Thank you, Mr. Chair.
We've been looking at this for a while, and it's of interest if it leads to a polluter-pays principle. One of the fundamentals for us, particularly with the large final emitters, the large polluters in this country, is that a line item will appear in their accounting. They can account for wages, health benefits, and new investment in technologies, but at this point in our economic structure there's no accounting for pollution. There's a cost, and that cost is meant to be dispersed and the burden borne by society as a whole. That's not necessarily fair.
There's one question that was raised by some of the Conservative members, and I'd appreciate an answer from the Liberal movers. It's on the notion of whether this amendment would encourage and allow the creation of a cap and trade system. It's interesting that it came from the Conservatives because I haven't heard them endorse a cap and trade system yet. In order to have a cap and trade you need to have a cap. That means you need to have an absolute limit to what a company can produce, not an intensity-based limit, because that fluctuates. There's no real way to account for that under a cap and trade system; you need an absolute cap.
If the Conservatives have come on to that stream, I encourage it. So that question needs to be clarified for us.
There are two last things. The purpose of this committee was to bring forward new and substantive ideas to the challenge we face as a country around climate change—new ways to generate investment. It's important to us that companies going over their caps are able to draw down on these funds and make the investments right there domestically.
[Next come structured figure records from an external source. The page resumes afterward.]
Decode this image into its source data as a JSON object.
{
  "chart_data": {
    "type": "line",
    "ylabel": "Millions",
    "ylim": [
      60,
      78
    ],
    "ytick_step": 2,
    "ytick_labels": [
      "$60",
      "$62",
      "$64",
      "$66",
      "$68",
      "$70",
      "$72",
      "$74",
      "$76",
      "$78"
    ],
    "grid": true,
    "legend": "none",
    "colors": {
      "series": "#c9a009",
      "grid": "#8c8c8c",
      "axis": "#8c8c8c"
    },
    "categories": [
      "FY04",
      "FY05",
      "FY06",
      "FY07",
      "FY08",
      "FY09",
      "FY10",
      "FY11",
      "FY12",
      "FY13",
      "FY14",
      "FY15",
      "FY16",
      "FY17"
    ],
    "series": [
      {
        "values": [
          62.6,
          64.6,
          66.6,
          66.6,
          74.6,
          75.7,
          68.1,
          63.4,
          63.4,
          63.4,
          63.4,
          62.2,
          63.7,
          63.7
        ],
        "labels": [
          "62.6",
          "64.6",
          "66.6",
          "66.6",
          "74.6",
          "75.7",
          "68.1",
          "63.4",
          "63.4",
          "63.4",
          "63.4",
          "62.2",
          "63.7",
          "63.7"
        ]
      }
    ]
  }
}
The Conservatives, New Democrats, Liberals, and Bloc have all supported domestic investment. In order to spur that investment and encourage those changes we need to have both a carrot and a stick approach. That has worked for us in the past when making changes to our industrial group.
Finally, I'd like to move a friendly amendment that I think would have a greater and far-reaching impact on this. I'll read it into the record now if that's all right. We would add a portion to proposed paragraph 63.1(2)(h). I'll read it in its entirety and we can make copies available to you. It reads:
where funds are transferred out of the green investment account of a large industrial emitter into a green industrial fund, the mandatory expenditure by the agency of those funds for the purpose of furthering the progress of projects to reduce the greenhouse gas emissions in Canada,
This is the new portion:
a target of 50% of which will go into a building retrofit revolving fund program, the remaining 50% to be invested in the greenhouse gas reduction projects
Then it goes on:
with a minimum of 80% of the funds to be spent on projects in the province or territory in which the large industrial emitter is principally situated.
Then proposed subparagraph 63.1(2)(h)(i) would read:
Funds shall be allocated in a manner that maximizes verifiable GHG emission reductions.
First and foremost, this money goes to the companies that contributed to the fund. There's the two-year window in which they're allowed to draw down. Once that large polluter has decided to not access the funds—which would be a curious choice because it would be their money—a portion of them would go into this revolving fund.
This is a model that has been used successfully in conjunction with municipal and federal governments. The municipal green investment fund was one such version. The nature of the revolving fund is really important because it allows seed money to be created and the money to be generated over and over again and to have huge effects. The green municipal funds have been used time and time again to encourage projects that have helped communities right across this country. I suggest that communities in all of our ridings, even of members sitting around the table, have accessed such a revolving fund.
So the amendment we're moving would unleash a little more of the potential of what Canadians deem possible.
We have all heard petitions from various municipal councillors and just from Canadians working on this, that the access to funding for some of their progressive projects to reduce the burden on taxpayers—for example, on energy costs—is there and has been waiting in a holding pattern for too long. This would allow those projects to go ahead.
So I'd be curious as to how that would be deemed by the mover. If this would be deemed as a friendly amendment, perhaps we could go ahead and make that change.